132 :ひつまぶし 9/9:2011/08/30(火) 02:31:44.14 ID:U1+NPuJS0
Mさんはことの次第を手紙で師匠に連絡した。
師匠も返事をくれて、それによると、
そのレベルの強大な火星霊はそのように強力に実体化しているなら、
場所を移して引越はしてもらえるかもしれないが、追放することはできない、ということだったそうだ。

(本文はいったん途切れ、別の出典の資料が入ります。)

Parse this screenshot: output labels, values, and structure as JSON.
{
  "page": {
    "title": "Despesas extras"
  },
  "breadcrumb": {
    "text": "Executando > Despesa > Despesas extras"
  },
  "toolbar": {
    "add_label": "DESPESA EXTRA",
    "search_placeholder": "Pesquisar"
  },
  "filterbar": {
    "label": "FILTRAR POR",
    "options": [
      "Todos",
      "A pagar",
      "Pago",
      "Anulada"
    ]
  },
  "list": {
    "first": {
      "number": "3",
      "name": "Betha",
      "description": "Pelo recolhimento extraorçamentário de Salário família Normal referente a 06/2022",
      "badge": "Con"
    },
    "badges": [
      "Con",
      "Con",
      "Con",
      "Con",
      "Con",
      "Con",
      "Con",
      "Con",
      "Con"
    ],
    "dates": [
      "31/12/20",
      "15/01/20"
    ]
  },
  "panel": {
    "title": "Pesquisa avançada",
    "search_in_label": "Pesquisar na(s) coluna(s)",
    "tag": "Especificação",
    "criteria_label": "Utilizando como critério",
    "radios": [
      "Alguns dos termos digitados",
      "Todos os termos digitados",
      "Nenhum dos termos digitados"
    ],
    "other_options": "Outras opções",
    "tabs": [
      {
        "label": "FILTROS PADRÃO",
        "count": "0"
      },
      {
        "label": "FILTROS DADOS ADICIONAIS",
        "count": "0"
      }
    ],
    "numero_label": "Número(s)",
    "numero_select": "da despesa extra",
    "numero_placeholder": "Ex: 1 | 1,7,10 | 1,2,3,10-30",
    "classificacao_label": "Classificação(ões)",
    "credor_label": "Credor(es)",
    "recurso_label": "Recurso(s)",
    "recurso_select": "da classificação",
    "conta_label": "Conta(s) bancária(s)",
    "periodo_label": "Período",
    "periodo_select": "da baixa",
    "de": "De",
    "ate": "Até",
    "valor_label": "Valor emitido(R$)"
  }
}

果たせるかな、Mさんがオカルト作業用に借りていたマンションの周辺地域では、
交通事故や傷害事件がやたらと頻繁に起きるようになったそうで、
(もともと周辺地域の治安が良くはなく、お陰で家賃が安いということで借りていたそうだが)
最後には当のマンションで殺人未遂事件が起こるに及んで、
Mさんは「Sさんから離れて野放しになったボラムがその辺りをほっつきまわってるってことかなあ」といって、
そのマンションの部屋を引き払ったとか。

まあこの話自体はだいぶ前の東京での話なわけだが、
ボ○○は野良精霊なので、もし『ボ○○』の名前と姿がわかっていると、
迂闊に思い浮かべて意識的に呼んじゃったりして、この話を読んだ人のところにやってきちゃうかも、
ということだったので伏字にしました。


133 :本当にあった怖い名無し:2011/08/30(火) 02:34:03.28 ID:I9dzXTG90
おい一部伏せてないのはわざとなのか


134 :本当にあった怖い名無し:2011/08/30(火) 02:34:52.94 ID:d/s57HuO0
>>132
言っちゃってるけど、ワザとなの?


137 :ひつまぶし 9/9:2011/08/30(火) 02:37:35.26 ID:U1+NPuJS0
>>133, 134
………盛大にミスった(汗
最初そのまま書いてたのを一括置換したんだが、
その後に書き直した部分が直せてなかった……名前は忘れておくれ(汗


140 :本当にあった怖い名無し:2011/08/30(火) 02:47:10.24 ID:SnQ0/NNg0
ううむ近代西洋魔術とか古書の有名どころには見当たらないな
惑星霊の火星霊のシジルってあたりから、七惑星の護符があるソロモンの大いなる鍵に乗ってるのかと思ったが、
ちがったか


141 :ひつまぶし:2011/08/30(火) 02:52:00.15 ID:U1+NPuJS0
>>140
実はどの魔術書かは聞いて知ってるのだが伏せとく。
ややマイナーだけどきちんと探せば案外すぐ見つかるよ。


143 :本当にあった怖い名無し:2011/08/30(火) 03:36:30.00 ID:WQAsui6L0
韓国タレントのボラムって女性のCDに「火星から来た男」ってのがあるんだが。


145 :ひつまぶし:2011/08/30(火) 03:43:36.20 ID:U1+NPuJS0
>>143
単なる偶然の一致だと思うよ。
当の名前が出てくる当の魔術書は昔のものだし、比較的マイナーだし、
更にそのネタ元を遡れば中世のグリモワールだから。